Detection Avoidance Techniques for Large Language Models
Sinclair Schneider, Florian Steuber, Joao A. G. Schneider, Gabi Dreo Rodosek
TL;DR
The paper systematically evaluates how state-of-the-art detectors for LLM-generated text can be bypassed. It demonstrates vulnerability across three fronts: (1) shallow detectors via hyperparameter tweaks such as temperature and sampling, (2) transformer-based detectors through reinforcement learning that trains generators to evade classifiers, and (3) zero-shot detectors using carefully crafted paraphrasing to preserve meaning while evading detection. The findings show evasion rates can exceed 90% in some setups, challenging current detection approaches and underscoring the need for robust, adaptive defenses such as watermarking and regulatory measures. The work highlights significant societal implications, including the potential spread of misinformation, and emphasizes the ongoing arms race between detectors and attackers in the domain of LLM-generated content.
Abstract
The increasing popularity of large language models has not only led to widespread use but has also brought various risks, including the potential for systematically spreading fake news.
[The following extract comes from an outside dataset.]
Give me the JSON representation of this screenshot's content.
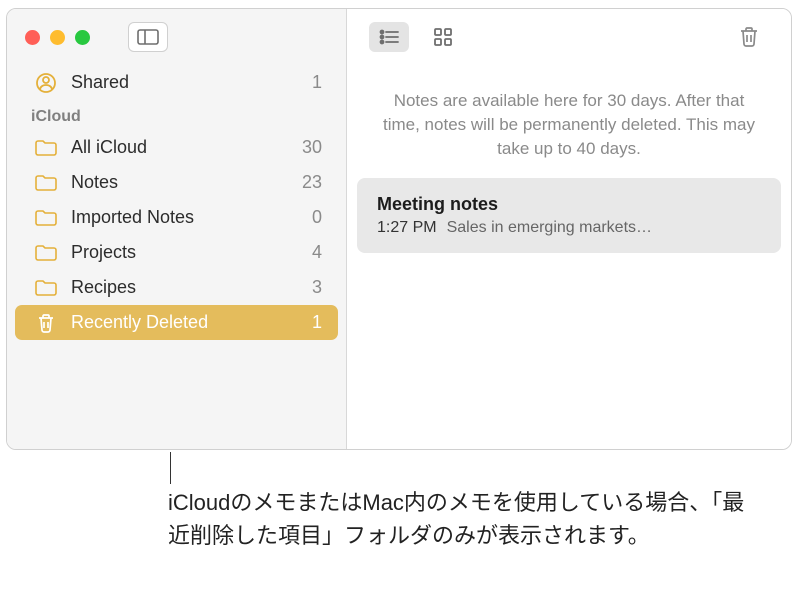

Consequently, the development of classification systems such as DetectGPT has become vital. These detectors are vulnerable to evasion techniques, as demonstrated in an experimental series: Systematic changes of the generative models' temperature proofed shallow learning-detectors to be the least reliable. Fine-tuning the generative model via reinforcement learning circumvented BERT-based-detectors. Finally, rephrasing led to a >90\% evasion of zero-shot-detectors like DetectGPT, although texts stayed highly similar to the original. A comparison with existing work highlights the better performance of the presented methods. Possible implications for society and further research are discussed.